By BRIAN BULLOCK
How much money should the city of Brookings spend on parking lots, streetscapes, streets and utilities, parks, or pedestrian and bike paths?
That question was hashed out Thursday by citizens, city councilors, city staff and consultant Charles Kupper in an urban renewal plan meeting at City Hall.
It was one of the final structural meetings of the series before the plan will be adopted and put into practice.
One more meeting to discuss a draft of the renewal agency structure and its activities is tentatively scheduled for 6 p.m. Monday, June 24. After that, the urban renewal plan will be reviewed by the Planning Commission and City Council and be officially adopted.
At the Thursday meeting, Kupper explained, in general terms, about how much money the tax increment funding would generate for urban renewal. Kupper offered two scenarios, one that would generate $10 million and another that would generate $8 million.
The $10 million would allow for nearly $16 million in maximum indebtedness and would be retired in 25 years. The second would create approximately $11 million in maximum indebtedness and would be retired within 20 years.
Kupper said whatever the choices the Urban Renewal Agency makes, the projects taken on by the agency will be controlled by the amount of money the tax increment income will generate.
"All of this stuff is by guess and by golly," Kupper explained. "We've tried to be realistic in our estimates. I feel we're being fairly conservative in these estimates."
Kupper's models accounted for 3 percent increase in the tax base as allowed by law and included anticipated development of some ocean front property. The renewal agency will borrow on projected tax increment income and that would generate the $10 million over the 25-year period.
The largest percentage of money will be put toward street improvements, public utilities, downtown development and redevelopment, the group decided Thursday. While all aspects of urban renewal projects were discussed, parking was at the forefront of the talk.
A number of downtown business people expressed an interest in additional parking. The city is in the process of constructing a public parking lot at the intersection of Fern Street and Chetco Avenue.
Urban renewal funds will be allocated to public parks and open space, streets and public utilities, streetscapes, pedestrian and bike trails. Funds will also go toward transit improvements, other public facilities, public parking, development and redevelopment, low interest loan rates and development incentives, preservation and rehabilitation of existing buildings, and program administration.
Kupper's model of revenue allocation for renewal projects earmarked 10 percent of urban renewal income to public parking facilities.
City manager Leroy Blodgett suggested a larger percentage be put toward streets and utilities because of their high cost.
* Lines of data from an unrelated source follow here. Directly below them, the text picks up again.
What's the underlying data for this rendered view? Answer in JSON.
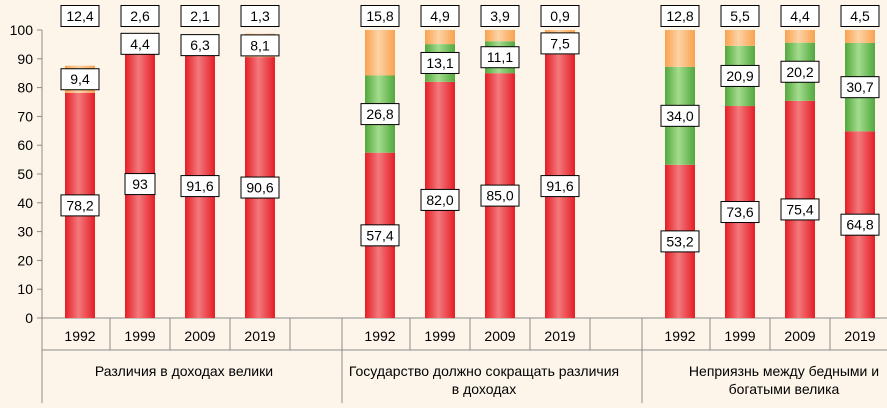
{
  "chart_data": {
    "type": "bar",
    "stacked": true,
    "ylim": [
      0,
      100
    ],
    "y_ticks": [
      "0",
      "10",
      "20",
      "30",
      "40",
      "50",
      "60",
      "70",
      "80",
      "90",
      "100"
    ],
    "grid": false,
    "colors": {
      "red": "#e8353b",
      "green": "#63b84e",
      "orange": "#fbb36a",
      "background": "#fef5ea"
    },
    "groups": [
      {
        "label": "Различия в доходах велики",
        "label_lines": [
          "Различия в доходах велики"
        ],
        "years": [
          "1992",
          "1999",
          "2009",
          "2019"
        ],
        "series": [
          {
            "color_key": "red",
            "values": [
              78.2,
              93,
              91.6,
              90.6
            ],
            "labels": [
              "78,2",
              "93",
              "91,6",
              "90,6"
            ]
          },
          {
            "color_key": "orange",
            "values": [
              9.4,
              4.4,
              6.3,
              8.1
            ],
            "labels": [
              "9,4",
              "4,4",
              "6,3",
              "8,1"
            ]
          },
          {
            "color_key": "none",
            "values": [
              12.4,
              2.6,
              2.1,
              1.3
            ],
            "labels": [
              "12,4",
              "2,6",
              "2,1",
              "1,3"
            ]
          }
        ]
      },
      {
        "label": "Государство должно сокращать различия в доходах",
        "label_lines": [
          "Государство должно сокращать различия",
          "в доходах"
        ],
        "years": [
          "1992",
          "1999",
          "2009",
          "2019"
        ],
        "series": [
          {
            "color_key": "red",
            "values": [
              57.4,
              82.0,
              85.0,
              91.6
            ],
            "labels": [
              "57,4",
              "82,0",
              "85,0",
              "91,6"
            ]
          },
          {
            "color_key": "green",
            "values": [
              26.8,
              13.1,
              11.1,
              7.5
            ],
            "labels": [
              "26,8",
              "13,1",
              "11,1",
              "7,5"
            ]
          },
          {
            "color_key": "orange",
            "values": [
              15.8,
              4.9,
              3.9,
              0.9
            ],
            "labels": [
              "15,8",
              "4,9",
              "3,9",
              "0,9"
            ]
          }
        ]
      },
      {
        "label": "Неприязнь между бедными и богатыми велика",
        "label_lines": [
          "Неприязнь между бедными и",
          "богатыми велика"
        ],
        "years": [
          "1992",
          "1999",
          "2009",
          "2019"
        ],
        "series": [
          {
            "color_key": "red",
            "values": [
              53.2,
              73.6,
              75.4,
              64.8
            ],
            "labels": [
              "53,2",
              "73,6",
              "75,4",
              "64,8"
            ]
          },
          {
            "color_key": "green",
            "values": [
              34.0,
              20.9,
              20.2,
              30.7
            ],
            "labels": [
              "34,0",
              "20,9",
              "20,2",
              "30,7"
            ]
          },
          {
            "color_key": "orange",
            "values": [
              12.8,
              5.5,
              4.4,
              4.5
            ],
            "labels": [
              "12,8",
              "5,5",
              "4,4",
              "4,5"
            ]
          }
        ]
      }
    ]
  }
}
That left a smaller percentage of money for parking and streetscape (beautification) projects.
"Streets and utilities are expensive items. I don't think you'll have a problem spending all of that money," Blodgett said.
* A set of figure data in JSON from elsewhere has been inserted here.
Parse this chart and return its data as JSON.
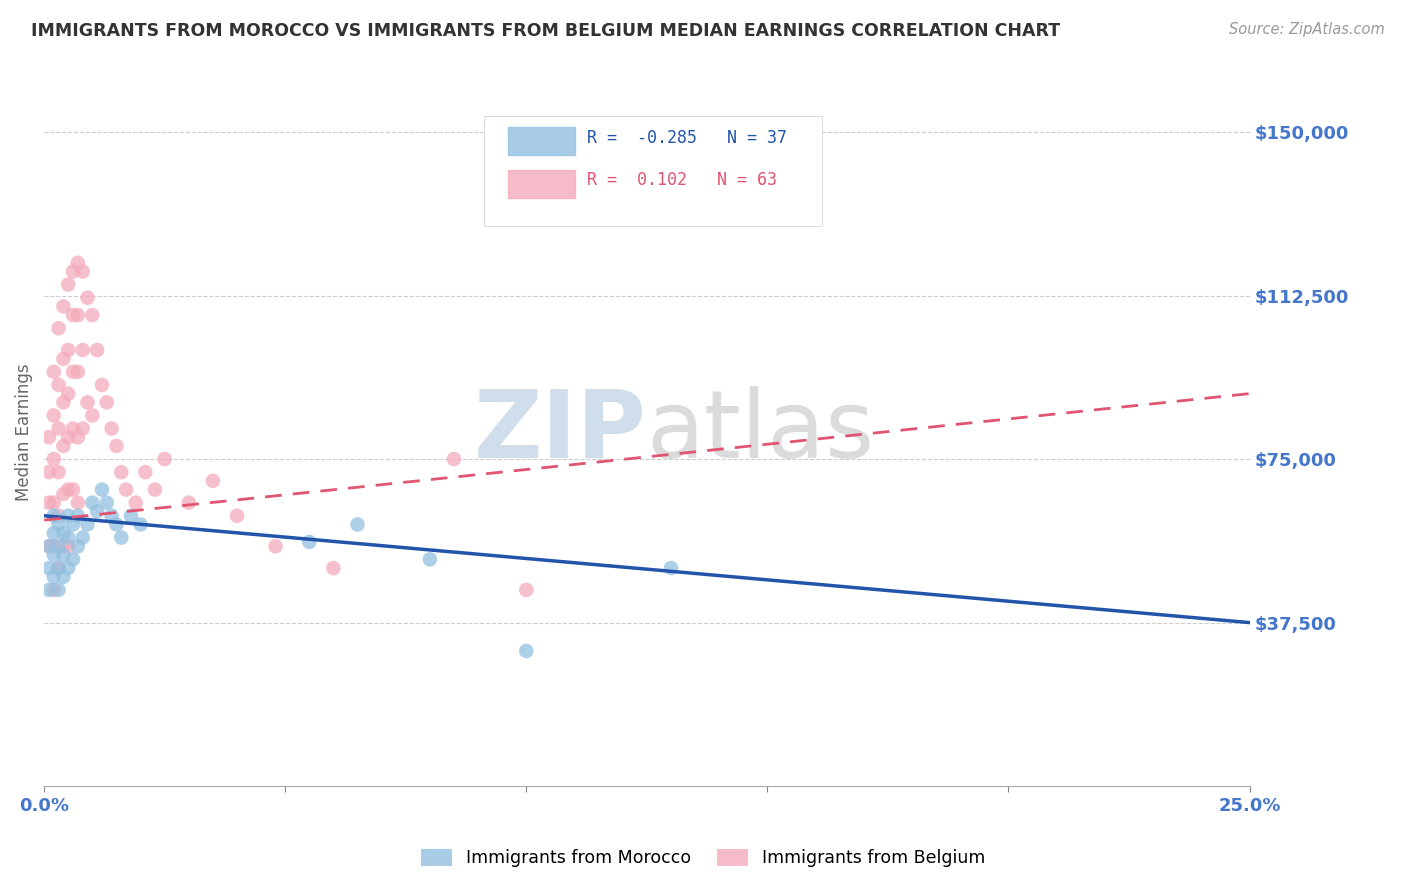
{
  "title": "IMMIGRANTS FROM MOROCCO VS IMMIGRANTS FROM BELGIUM MEDIAN EARNINGS CORRELATION CHART",
  "source": "Source: ZipAtlas.com",
  "ylabel": "Median Earnings",
  "xlim": [
    0.0,
    0.25
  ],
  "ylim": [
    0,
    162500
  ],
  "yticks": [
    0,
    37500,
    75000,
    112500,
    150000
  ],
  "ytick_labels": [
    "",
    "$37,500",
    "$75,000",
    "$112,500",
    "$150,000"
  ],
  "background_color": "#ffffff",
  "grid_color": "#cccccc",
  "morocco_color": "#92C0E0",
  "belgium_color": "#F4AABB",
  "morocco_line_color": "#2255AA",
  "belgium_line_color": "#E05570",
  "morocco_R": -0.285,
  "morocco_N": 37,
  "belgium_R": 0.102,
  "belgium_N": 63,
  "title_color": "#333333",
  "axis_label_color": "#666666",
  "tick_label_color": "#4477CC",
  "watermark_zip": "ZIP",
  "watermark_atlas": "atlas",
  "morocco_trend_x0": 0.0,
  "morocco_trend_y0": 62000,
  "morocco_trend_x1": 0.25,
  "morocco_trend_y1": 37500,
  "belgium_trend_x0": 0.0,
  "belgium_trend_y0": 61000,
  "belgium_trend_x1": 0.25,
  "belgium_trend_y1": 90000,
  "morocco_x": [
    0.001,
    0.001,
    0.001,
    0.002,
    0.002,
    0.002,
    0.002,
    0.003,
    0.003,
    0.003,
    0.003,
    0.004,
    0.004,
    0.004,
    0.005,
    0.005,
    0.005,
    0.006,
    0.006,
    0.007,
    0.007,
    0.008,
    0.009,
    0.01,
    0.011,
    0.012,
    0.013,
    0.014,
    0.015,
    0.016,
    0.018,
    0.02,
    0.055,
    0.065,
    0.08,
    0.13,
    0.1
  ],
  "morocco_y": [
    55000,
    50000,
    45000,
    62000,
    58000,
    53000,
    48000,
    60000,
    55000,
    50000,
    45000,
    58000,
    53000,
    48000,
    62000,
    57000,
    50000,
    60000,
    52000,
    62000,
    55000,
    57000,
    60000,
    65000,
    63000,
    68000,
    65000,
    62000,
    60000,
    57000,
    62000,
    60000,
    56000,
    60000,
    52000,
    50000,
    31000
  ],
  "belgium_x": [
    0.001,
    0.001,
    0.001,
    0.001,
    0.002,
    0.002,
    0.002,
    0.002,
    0.002,
    0.002,
    0.003,
    0.003,
    0.003,
    0.003,
    0.003,
    0.003,
    0.004,
    0.004,
    0.004,
    0.004,
    0.004,
    0.004,
    0.005,
    0.005,
    0.005,
    0.005,
    0.005,
    0.005,
    0.006,
    0.006,
    0.006,
    0.006,
    0.006,
    0.007,
    0.007,
    0.007,
    0.007,
    0.007,
    0.008,
    0.008,
    0.008,
    0.009,
    0.009,
    0.01,
    0.01,
    0.011,
    0.012,
    0.013,
    0.014,
    0.015,
    0.016,
    0.017,
    0.019,
    0.021,
    0.023,
    0.025,
    0.03,
    0.035,
    0.04,
    0.048,
    0.06,
    0.085,
    0.1
  ],
  "belgium_y": [
    80000,
    72000,
    65000,
    55000,
    95000,
    85000,
    75000,
    65000,
    55000,
    45000,
    105000,
    92000,
    82000,
    72000,
    62000,
    50000,
    110000,
    98000,
    88000,
    78000,
    67000,
    55000,
    115000,
    100000,
    90000,
    80000,
    68000,
    55000,
    118000,
    108000,
    95000,
    82000,
    68000,
    120000,
    108000,
    95000,
    80000,
    65000,
    118000,
    100000,
    82000,
    112000,
    88000,
    108000,
    85000,
    100000,
    92000,
    88000,
    82000,
    78000,
    72000,
    68000,
    65000,
    72000,
    68000,
    75000,
    65000,
    70000,
    62000,
    55000,
    50000,
    75000,
    45000
  ]
}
The streets and utilities projects include improvements to Railroad, Fern, Willow, Spruce, Hemlock, Alder and Wharf streets, and Chetco Avenue. Many of those streets will become downtown core streets if a couplet is ever designed along Railroad Street.
Also, a number of those streets were in the Downtown Master Plan's garden commercial district, which would turn some into pedestrian walkways.
One audience member said if the goal of the Downtown Master Plan was to create a more pedestrian-friendly downtown, the city wouldn't need added parking that some were demanding.
Kupper said that given the tax increment funds that are projected in Brookings, he thought smaller projects would give the renewal agency more bang for the buck.
"From what I hear, parking projects seem to be an early priority," Kupper said. "Given the condition of downtown, I think you're going to have to do smaller projects. I think you should concentrate early on smaller cosmetic programs."
Both Kupper and Blodgett said some of the larger projects probably will not be addressed by urban renewal. Relocation of City Hall and construction of a new community center are too costly for urban renewal funds to finance.
"There's not enough money in all of urban renewal to fund those. So we will have to look for other (funding) sources there," Blodgett said.
He said urban renewal funds could be used to help secure grant funding for larger projects like those.
Several participants asked about the City Council serving dual roles as both council and urban renewal agency. They wondered aloud if the city would favor street renewal projects over other more general beautification projects.
Kupper said of the 40 renewal agencies with which he is familiar, the majority use city councilors as urban renewal agency members.
"Overwhelmingly the governing body is the City Council or county commission," Kupper explained. "I only know of three, Portland, Medford, and one other, that have independent renewal agencies."
Blodgett said the Downtown Development Committee would serve as an advisory board to the urban renewal agency here.
Kupper also showed where the tax increment financing will come from. A number of city, county and regional agencies will forgo increases in tax revenue during the life of the urban renewal plan. Of them, only the educational organizations such as the 17-C School District will not forgo tax-based funding income.
"The way our K through 12 system works right now, they will not be forgoing any income at all," Kupper said.
Kupper also stress that urban renewal plans do not increase taxes.
"Your tax bill does not go up," Kupper said. "This is the pill as non-sugarcoated as it can be."